158. It’s just a number, much like any other three digit number. But it’s one that’s going to make a huge difference over the next few decades. It’s the number of medical residents that opted for advanced training in geriatrics this next year. It’s far lower than the nearly 250 from last year (fewer than a hundred of whom were graduates of US medical schools). It’s lower than it’s been for some years leaving the vast majority of training positions (something over 400 nationwide) unfilled. More than half of the training programs across the country have no fellows coming in 2023. This lack of trainees means less hands to do the work. Less people coming up the ranks to provide the specialized clinical care that complicated older people need. And less visibility of the specialty in the health care system making it even harder to attract young physicians our direction.
2023 will see roughly 3.4 million US residents pass from age 64 to 65 and enter their senior years. (There were about 4.25 million babies born in 1958 and roughly 80% of them remain alive). Half of those, at current trends, will be alive in 2043 at the age of 85 or 1.7 million. And these figures remain roughly the same for all of the cohorts five years either way. So, we’re producing roughly one geriatrician for every 10,000 new senior citizens. Even the best and most efficient physicians have difficulty caring for panels of patients much over 2,500 and that’s for a young and healthy population. If numbers like this continue, specialized senior care in this country will collapse. It’s inevitable.
I’ve been fighting the good fight and telling anyone who will listen (and it hasn’t been many) for years about what demographics is going to do to the health system and what sort of things need to happen in order to make geriatrics a more attractive career choice to young physicians. Very little of that work has been done. It doesn’t generate revenue or headlines. And here we are. A rapidly aging population of Baby Boomers, a significant population of Silent Generation in their 80s and 90s still in good health but in need of assistance to maintain that, and a health system reeling from the strains of the pandemic that’s unable to change its entrenched models with any kind of alacrity. A healthcare workforce so burnt out by the last few years that more and more are pursuing early retirement.

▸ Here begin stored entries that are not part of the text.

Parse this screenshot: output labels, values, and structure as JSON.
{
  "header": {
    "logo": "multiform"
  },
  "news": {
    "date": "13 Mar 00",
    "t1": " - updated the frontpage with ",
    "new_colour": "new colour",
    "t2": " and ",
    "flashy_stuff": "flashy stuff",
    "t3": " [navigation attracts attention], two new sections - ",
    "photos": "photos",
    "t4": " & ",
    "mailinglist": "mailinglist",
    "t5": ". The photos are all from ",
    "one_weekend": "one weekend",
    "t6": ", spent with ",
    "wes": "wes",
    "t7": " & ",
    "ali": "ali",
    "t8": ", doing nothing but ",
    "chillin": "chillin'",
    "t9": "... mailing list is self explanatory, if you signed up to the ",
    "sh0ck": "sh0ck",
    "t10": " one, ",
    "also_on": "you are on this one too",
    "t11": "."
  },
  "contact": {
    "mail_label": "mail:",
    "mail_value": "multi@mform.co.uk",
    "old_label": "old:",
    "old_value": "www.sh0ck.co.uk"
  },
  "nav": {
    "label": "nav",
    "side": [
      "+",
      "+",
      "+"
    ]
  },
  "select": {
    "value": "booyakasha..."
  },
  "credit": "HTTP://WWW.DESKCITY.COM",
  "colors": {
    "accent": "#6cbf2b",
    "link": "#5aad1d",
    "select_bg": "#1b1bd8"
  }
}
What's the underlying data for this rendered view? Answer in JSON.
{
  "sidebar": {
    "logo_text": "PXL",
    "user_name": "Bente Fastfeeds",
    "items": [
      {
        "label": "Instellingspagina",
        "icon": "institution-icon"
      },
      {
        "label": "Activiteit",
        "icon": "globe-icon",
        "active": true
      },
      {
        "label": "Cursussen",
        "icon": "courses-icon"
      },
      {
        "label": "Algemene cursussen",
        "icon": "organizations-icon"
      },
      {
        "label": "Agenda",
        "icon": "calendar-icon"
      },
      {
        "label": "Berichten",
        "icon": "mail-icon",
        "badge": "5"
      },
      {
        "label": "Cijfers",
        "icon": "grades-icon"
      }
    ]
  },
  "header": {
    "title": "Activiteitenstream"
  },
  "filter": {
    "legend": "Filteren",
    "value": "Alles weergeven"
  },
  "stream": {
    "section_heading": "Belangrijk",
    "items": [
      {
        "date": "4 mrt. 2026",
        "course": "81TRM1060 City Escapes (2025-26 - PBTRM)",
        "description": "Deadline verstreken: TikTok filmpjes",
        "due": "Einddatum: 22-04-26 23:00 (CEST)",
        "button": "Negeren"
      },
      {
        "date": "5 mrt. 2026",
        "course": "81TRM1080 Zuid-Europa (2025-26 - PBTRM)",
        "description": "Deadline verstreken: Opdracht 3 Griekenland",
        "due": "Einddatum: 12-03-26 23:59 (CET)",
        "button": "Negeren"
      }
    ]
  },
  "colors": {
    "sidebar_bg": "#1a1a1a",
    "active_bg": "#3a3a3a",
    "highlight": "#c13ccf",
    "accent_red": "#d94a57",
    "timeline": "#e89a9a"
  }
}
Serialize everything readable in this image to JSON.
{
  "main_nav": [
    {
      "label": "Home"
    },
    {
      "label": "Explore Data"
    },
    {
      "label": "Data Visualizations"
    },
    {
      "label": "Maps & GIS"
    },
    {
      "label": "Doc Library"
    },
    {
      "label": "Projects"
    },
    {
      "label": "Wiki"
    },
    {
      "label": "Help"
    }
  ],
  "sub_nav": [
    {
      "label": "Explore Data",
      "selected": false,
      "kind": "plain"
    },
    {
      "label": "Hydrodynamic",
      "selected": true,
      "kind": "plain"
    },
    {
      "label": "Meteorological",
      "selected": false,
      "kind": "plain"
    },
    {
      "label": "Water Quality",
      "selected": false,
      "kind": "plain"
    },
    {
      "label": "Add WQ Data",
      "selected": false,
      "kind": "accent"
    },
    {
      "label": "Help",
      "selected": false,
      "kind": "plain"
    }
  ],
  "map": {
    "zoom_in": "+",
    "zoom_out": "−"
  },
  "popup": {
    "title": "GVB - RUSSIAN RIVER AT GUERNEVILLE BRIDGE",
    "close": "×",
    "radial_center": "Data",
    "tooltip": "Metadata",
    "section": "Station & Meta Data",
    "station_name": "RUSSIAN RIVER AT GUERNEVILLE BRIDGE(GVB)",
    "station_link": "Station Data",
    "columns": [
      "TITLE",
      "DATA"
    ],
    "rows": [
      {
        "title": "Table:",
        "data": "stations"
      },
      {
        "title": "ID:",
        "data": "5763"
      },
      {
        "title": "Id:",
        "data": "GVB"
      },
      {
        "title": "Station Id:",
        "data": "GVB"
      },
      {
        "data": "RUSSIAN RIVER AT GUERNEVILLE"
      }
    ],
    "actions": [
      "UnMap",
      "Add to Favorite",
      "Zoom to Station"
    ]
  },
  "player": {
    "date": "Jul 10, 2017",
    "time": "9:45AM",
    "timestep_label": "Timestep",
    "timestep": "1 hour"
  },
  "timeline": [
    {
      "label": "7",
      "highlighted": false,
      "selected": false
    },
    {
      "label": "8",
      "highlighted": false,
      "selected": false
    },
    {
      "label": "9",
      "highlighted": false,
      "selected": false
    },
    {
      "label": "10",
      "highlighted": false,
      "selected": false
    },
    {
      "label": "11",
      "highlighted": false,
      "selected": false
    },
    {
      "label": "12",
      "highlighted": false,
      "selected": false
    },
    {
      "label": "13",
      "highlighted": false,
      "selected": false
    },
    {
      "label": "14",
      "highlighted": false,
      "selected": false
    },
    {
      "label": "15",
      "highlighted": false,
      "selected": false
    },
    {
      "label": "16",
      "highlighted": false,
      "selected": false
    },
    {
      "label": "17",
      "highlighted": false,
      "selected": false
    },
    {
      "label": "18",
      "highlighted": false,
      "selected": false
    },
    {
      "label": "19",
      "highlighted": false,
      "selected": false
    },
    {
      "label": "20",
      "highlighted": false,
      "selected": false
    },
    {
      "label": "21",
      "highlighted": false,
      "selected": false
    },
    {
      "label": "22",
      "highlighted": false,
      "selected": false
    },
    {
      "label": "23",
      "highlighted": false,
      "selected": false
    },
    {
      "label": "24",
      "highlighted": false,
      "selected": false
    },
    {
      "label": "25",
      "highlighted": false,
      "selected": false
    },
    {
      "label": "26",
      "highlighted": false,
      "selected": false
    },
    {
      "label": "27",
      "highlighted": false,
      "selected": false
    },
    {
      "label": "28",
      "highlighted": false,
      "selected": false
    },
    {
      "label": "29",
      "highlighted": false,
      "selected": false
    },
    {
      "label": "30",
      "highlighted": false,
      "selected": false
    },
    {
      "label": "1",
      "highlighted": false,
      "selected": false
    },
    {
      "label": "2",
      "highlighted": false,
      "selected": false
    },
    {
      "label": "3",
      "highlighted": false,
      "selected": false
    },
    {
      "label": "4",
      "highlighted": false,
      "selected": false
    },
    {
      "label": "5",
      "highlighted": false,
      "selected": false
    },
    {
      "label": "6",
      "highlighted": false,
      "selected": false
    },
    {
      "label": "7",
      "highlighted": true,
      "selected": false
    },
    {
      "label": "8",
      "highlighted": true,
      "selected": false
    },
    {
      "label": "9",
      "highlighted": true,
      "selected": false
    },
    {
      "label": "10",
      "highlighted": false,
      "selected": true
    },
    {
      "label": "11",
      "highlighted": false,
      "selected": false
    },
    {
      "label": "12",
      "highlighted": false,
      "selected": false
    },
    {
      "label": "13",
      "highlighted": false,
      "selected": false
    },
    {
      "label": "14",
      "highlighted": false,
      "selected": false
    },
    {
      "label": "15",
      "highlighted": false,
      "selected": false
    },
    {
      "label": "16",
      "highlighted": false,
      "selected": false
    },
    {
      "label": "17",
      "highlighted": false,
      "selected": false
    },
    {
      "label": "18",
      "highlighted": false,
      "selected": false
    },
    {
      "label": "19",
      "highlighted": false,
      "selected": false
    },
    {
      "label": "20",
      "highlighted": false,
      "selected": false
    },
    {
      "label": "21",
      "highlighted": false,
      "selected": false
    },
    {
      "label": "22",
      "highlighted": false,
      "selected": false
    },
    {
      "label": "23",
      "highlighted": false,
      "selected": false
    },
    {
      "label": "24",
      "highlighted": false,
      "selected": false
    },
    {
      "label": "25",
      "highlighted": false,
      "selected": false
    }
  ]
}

I’ve devoted more than thirty years of my life to the pursuit of excellence in clinical geriatrics. I’ve taken care of thousands of patients, trained hundreds of residents, dozens of fellows, lectured to crowds of five and five hundred, and tried to follow the dictum of you save the world one patient at a time. I knew it was an underserved specialty which ranked very low in the hierarchy of medicine when I entered it. In my early years of high energy, I naively thought that I and my generation would change all of that somehow. We didn’t any more than the generation before me or the generation after me has been able to. Usually, when confronted with concrete evidence of how little difference we’ve made like the 158 this year, I shrug it off and move on to the next problem to be solved.
This year, however, it feels different. Maybe it’s my rapidly rushing towards my senior years myself. I keep getting patients with major issues who are younger than I am which is enough to make me feel old and to remind me that we are promised nothing. Maybe it’s the departure of colleagues which has accelerated in the post pandemic era (we had eighteen geriatrics faculty a decade ago – we’re now down to eight). Maybe it’s my continued perusals of demographic charts and constant adjusting to the rapid swings of Medicare policies as the Center for Medicare and Medicaid Services constantly adjusts to both clinical and financial realities. I’m feeling like my major life’s work hasn’t mattered. It’s mattered to individual patients and families, but not in the grand scheme of having made a difference to the world going forward.
But then maybe I’m just hangry because I skipped lunch. Perhaps some chicken masaman can restore my equanimity. At the very least it might give me the energy to haul out the holly and put some Christmas decorations up. But then again, it might just put me into a post prandial torpor and I’ll lie there on the bed watching Netflix and cuddling with the cats. Binx the ghost cat has decided he likes being up on the bed with me and Oliver. He’s even snuggled up a few times and allowed me to pet him. Progress is being made.
If you see my father, wish him a happy 90th. I think he’s a bit bemused by entering his tenth decade as I am from entering my seventh. He remains in good health and does the three things required to maintain it at his age – eat, sleep, and move. And mainly stays away from the one thing that must be avoided, visiting the floor. These days we should probably add handwashing and appropriate vaccinations to the list.